Marie-Michèle Gagnon a amorcé sa saison en se classant au 16e échelon de la descente féminine présentée vendredi, en marge de la Coupe du monde de Lake Louise, en Alberta. Consciente des éléments à améliorer dans son ski, la spécialiste des épreuves de vitesse aura la chance de se reprendre rapidement sur ce même parcours.

Mis à jour le 3 déc. 2021
Sportcom

« J’ai fait une grosse erreur dans une section très importante du parcours et ça m’a fait très mal. Ça allait très bien en haut de la piste et j’affichais même le quatrième temps intermédiaire. Par contre, j’ai beaucoup ralenti après mon erreur en milieu de parcours et je n’ai pas pu récupérer », a-t-elle analysé en entrevue avec Sportcom.

Au final, Gagnon a affiché un retard de 2,71 secondes sur la gagnante, l’Italienne Sofia Goggia (1 min 46,95 s). Cette dernière a dominé la compétition pour terminer au sommet du classement devant l’Américaine Breezy Johnson (+1,47 s) et l’Autrichienne Mirjam Puchner (+1,54 s), deuxième et troisième, dans l’ordre.

Stefanie Fleckenstein (38e), Roni Remme (43e) et Candace Crawford (51e) étaient les autres Canadiennes en action lors de cette épreuve.

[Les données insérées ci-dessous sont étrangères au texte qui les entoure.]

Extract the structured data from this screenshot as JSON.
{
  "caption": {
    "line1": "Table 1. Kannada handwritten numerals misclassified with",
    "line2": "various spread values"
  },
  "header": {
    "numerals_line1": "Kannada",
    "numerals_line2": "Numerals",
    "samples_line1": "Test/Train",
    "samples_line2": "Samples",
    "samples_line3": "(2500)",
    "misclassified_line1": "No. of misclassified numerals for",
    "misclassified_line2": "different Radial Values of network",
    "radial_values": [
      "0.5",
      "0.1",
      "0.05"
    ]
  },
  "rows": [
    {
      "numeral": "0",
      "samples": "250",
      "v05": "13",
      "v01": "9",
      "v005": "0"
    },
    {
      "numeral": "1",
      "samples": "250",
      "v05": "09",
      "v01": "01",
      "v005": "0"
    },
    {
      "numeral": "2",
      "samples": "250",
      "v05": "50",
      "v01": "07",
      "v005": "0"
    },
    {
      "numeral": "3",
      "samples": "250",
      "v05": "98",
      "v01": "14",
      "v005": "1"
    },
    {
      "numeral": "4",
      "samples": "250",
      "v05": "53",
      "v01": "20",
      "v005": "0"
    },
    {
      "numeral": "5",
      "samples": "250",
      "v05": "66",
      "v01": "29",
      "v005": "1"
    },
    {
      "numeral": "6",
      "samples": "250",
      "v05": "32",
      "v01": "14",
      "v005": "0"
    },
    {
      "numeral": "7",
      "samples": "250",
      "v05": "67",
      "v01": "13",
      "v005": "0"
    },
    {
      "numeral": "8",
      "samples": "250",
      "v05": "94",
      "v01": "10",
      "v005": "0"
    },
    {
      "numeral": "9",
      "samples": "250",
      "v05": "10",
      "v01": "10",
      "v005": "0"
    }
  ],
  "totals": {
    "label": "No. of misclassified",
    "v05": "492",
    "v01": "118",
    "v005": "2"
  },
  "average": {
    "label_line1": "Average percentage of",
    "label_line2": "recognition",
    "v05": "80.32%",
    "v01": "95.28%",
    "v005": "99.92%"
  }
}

Il s’agissait d’une première sortie en trois jours pour les skieuses qui n’ont eu droit qu’à une séance d’entraînement au cours de la dernière semaine en raison des aléas de Dame Nature.

« Ça n’a pas été facile. On a réussi à faire un entraînement mardi, mais ce n’était vraiment pas l’idéal avec le vent et la température. Heureusement, c’était pas mal plus beau aujourd’hui (vendredi) et les conditions de piste étaient excellentes », a poursuivi Gagnon, qui avait terminé septième lors de l’entraînement.

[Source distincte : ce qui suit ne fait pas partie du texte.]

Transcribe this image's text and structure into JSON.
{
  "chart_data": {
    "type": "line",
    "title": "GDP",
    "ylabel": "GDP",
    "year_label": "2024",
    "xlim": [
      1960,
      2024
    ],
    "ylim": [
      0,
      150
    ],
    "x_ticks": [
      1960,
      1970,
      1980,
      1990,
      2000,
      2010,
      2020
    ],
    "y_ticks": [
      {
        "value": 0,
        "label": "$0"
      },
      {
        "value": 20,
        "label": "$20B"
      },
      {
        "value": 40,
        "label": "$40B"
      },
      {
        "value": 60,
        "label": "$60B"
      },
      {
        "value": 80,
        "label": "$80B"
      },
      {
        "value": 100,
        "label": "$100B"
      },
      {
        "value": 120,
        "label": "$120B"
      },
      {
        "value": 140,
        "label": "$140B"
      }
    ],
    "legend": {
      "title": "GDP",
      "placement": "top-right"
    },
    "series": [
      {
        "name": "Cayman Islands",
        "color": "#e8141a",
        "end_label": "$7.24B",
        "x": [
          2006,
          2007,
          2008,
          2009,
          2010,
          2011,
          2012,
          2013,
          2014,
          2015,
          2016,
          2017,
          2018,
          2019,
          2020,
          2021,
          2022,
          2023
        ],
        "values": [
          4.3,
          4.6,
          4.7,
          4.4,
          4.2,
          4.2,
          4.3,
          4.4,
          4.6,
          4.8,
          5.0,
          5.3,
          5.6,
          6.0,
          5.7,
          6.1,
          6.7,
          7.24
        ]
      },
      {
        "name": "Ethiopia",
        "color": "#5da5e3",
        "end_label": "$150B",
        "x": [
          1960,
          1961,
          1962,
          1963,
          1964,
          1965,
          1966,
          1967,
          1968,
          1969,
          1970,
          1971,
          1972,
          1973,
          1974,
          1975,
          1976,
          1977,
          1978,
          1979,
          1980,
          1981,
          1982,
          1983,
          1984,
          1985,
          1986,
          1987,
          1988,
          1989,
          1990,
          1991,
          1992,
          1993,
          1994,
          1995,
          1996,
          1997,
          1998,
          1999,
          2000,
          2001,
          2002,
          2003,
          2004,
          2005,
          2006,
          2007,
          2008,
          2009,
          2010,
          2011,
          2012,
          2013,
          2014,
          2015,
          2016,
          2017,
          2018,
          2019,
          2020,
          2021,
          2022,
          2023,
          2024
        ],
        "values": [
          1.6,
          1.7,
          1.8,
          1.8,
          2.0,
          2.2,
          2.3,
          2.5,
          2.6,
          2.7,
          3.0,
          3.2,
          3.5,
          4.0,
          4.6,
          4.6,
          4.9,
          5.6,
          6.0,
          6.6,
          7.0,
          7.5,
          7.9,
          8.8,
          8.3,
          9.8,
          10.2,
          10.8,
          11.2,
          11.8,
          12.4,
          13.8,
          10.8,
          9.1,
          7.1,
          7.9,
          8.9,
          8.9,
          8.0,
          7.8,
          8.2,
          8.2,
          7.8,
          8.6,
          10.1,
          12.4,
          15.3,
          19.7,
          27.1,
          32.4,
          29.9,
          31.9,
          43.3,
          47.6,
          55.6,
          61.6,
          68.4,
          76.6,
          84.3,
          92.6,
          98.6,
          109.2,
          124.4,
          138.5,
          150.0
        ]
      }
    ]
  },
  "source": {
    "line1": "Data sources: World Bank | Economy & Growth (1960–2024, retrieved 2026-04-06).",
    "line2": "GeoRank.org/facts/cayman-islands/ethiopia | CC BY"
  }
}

L’athlète de Lac-Etchemin sera de retour dans le portillon de départ dans moins de 24 heures, à l’occasion d’une seconde descente. Sans se fixer d’objectif de classement, elle espère cette fois-ci offrir une prestation à la hauteur de sa préparation.

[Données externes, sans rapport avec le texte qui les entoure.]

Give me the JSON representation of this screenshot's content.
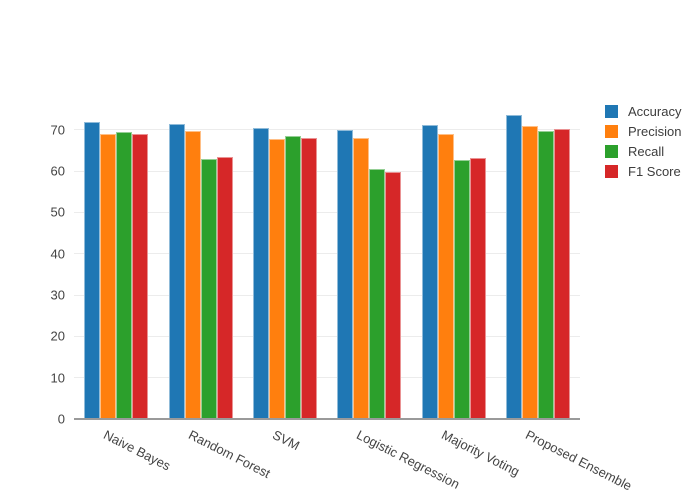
{
  "chart_data": {
    "type": "bar",
    "title": "",
    "xlabel": "",
    "ylabel": "",
    "categories": [
      "Naive Bayes",
      "Random Forest",
      "SVM",
      "Logistic Regression",
      "Majority Voting",
      "Proposed Ensemble"
    ],
    "series": [
      {
        "name": "Accuracy",
        "color": "#1f77b4",
        "edge_color": "#8fbbd9",
        "values": [
          71.9,
          71.5,
          70.4,
          69.9,
          71.2,
          73.6
        ]
      },
      {
        "name": "Precision",
        "color": "#ff7f0e",
        "edge_color": "#ffbf86",
        "values": [
          69.1,
          69.8,
          67.8,
          68.1,
          69.0,
          71.0
        ]
      },
      {
        "name": "Recall",
        "color": "#2ca02c",
        "edge_color": "#95cf95",
        "values": [
          69.5,
          63.0,
          68.4,
          60.4,
          62.6,
          69.6
        ]
      },
      {
        "name": "F1 Score",
        "color": "#d62728",
        "edge_color": "#ea9293",
        "values": [
          69.1,
          63.5,
          68.0,
          59.9,
          63.1,
          70.2
        ]
      }
    ],
    "ylim": [
      0,
      76
    ],
    "yticks": [
      0,
      10,
      20,
      30,
      40,
      50,
      60,
      70
    ],
    "grid": true,
    "legend_position": "right-top",
    "background_color": "#ffffff",
    "gridline_color": "#ececec",
    "axis_line_color": "#9a9a9a",
    "tick_label_color": "#444444",
    "x_tick_angle_deg": 27
  }
}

« Je veux surtout avoir une meilleure performance qu’aujourd’hui dans l’ensemble. J’ai connu une bonne saison l’an dernier et ça me permet d’avoir un bon dossard (numéro 8) pour commencer cette année olympique. Je suis très bien préparée et maintenant, il faut mettre ça en application pendant les courses », a-t-elle lancé en guise de conclusion.